Small scale vegetable production for local sales is on the increase (Hardesty, 2008) and this seems to be the trend in Oklahoma. For example, over 50 small farmers in Oklahoma have recently been introduced to vegetable production and marketing through a program of the Oklahoma Department of Agriculture Food and Forestry (http://www.ag.ok.gov/mktdev/plasticulture.htm). In Oklahoma, small scale vegetable production is moving closer to urban environments which creates new challenges for insect pest management. For example, non-traditional producers are often interested in reduced pesticide use and the use of organic approved practices. Thus, there is a need for alternative pest management practices that are suitable for use in vegetable production in the urban environment.

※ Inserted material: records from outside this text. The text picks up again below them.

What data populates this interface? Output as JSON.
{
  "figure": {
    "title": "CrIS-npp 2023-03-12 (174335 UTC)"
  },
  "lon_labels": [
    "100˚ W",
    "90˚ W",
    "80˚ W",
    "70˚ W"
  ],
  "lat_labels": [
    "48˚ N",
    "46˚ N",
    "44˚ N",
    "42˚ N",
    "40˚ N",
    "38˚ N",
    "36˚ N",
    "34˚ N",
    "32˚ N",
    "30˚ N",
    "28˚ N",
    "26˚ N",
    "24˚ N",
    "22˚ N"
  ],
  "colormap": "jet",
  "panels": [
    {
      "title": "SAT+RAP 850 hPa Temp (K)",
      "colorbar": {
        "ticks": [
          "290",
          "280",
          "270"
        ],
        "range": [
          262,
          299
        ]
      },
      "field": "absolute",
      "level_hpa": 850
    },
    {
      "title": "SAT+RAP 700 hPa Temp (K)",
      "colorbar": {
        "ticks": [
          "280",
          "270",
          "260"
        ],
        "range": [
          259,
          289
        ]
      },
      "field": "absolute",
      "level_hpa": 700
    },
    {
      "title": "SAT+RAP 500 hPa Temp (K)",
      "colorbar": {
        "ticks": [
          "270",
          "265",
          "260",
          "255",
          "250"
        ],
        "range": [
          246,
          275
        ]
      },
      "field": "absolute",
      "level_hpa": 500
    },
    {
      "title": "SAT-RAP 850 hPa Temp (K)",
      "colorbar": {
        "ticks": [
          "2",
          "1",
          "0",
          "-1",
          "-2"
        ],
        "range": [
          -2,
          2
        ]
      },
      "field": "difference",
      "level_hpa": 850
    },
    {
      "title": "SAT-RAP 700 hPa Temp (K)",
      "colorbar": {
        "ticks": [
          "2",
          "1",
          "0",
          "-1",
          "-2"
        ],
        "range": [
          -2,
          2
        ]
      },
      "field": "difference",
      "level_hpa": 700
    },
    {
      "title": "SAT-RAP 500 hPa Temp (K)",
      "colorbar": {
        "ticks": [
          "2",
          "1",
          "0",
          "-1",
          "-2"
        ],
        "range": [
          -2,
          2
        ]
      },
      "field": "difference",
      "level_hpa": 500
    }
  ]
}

Production systems employing a combination of planting beds elevated above grade in conjunction with bed coverings (mulch) are beneficial for vegetables in this region. Benefits of such systems may include weed control, improved soil conditions for plant growth, produce sanitation and reduced incidence of plant diseases (Shrefler and Brandenberger, 2014). The additional component of row covers provides insect exclusion (Cartwright et al., 1990). While reference is often found to the use of this technique, it is less common to find detailed instruction of application and removal procedures. Previous studies in Oklahoma showed that timing of row cover removal can have a significant impact on squash plant survival and the productivity of marketable fruit. Specifically, delaying row cover removal for two weeks after squash begins to set female flowers allows plants to become larger before squash bugs colonize plants and, for early season plantings, this resulted in greater yields compared to plants for which the covers were removed immediately following first female flower set. These results showed that delayed removal of row covers can greatly increase squash yields. However, once covers are removed the crop is exposed to insect pest infestation, which is typically the cause of cessation of fruit production. A possible solution to the overall problem would be to find ways to exclude insect pests that does not exclude honeybees and other pollinators. Because cucurbit crop pollination occurs during morning hours, generally from sunrise until mid-morning, allowing access to pollinators by removing covers for only for that period might allow for pollination to occur without providing prolonged access to insect pests.
Project objectives from proposal:
Field trials were conducted to evaluate row cover use and management for the exclusion of insect pests in cucurbit vegetable crops. The practices that are being evaluated are designed to address the exclusion of insect pests from the crop as well as the need for pollinator access to the crop.
Project objectives are:
- Evaluate possible row cover management practices to determine their efficacy and practicality of implementation.
- Increase grower awareness of alternative insect pest management practices for cucurbit crops.
- Communicate to growers the concepts being employed in the practices used in this research, including both the insect pest management and pollinator aspects.
Two general row cover management were assessed and compared:
- Cover crops with insect excluding fabric until the initiation of female flower production and then removing these at some point in time afterwards
- Cover crops with insect excluding fabric until the time of female flower production and then, on a daily basis, open and close the covers during morning hours.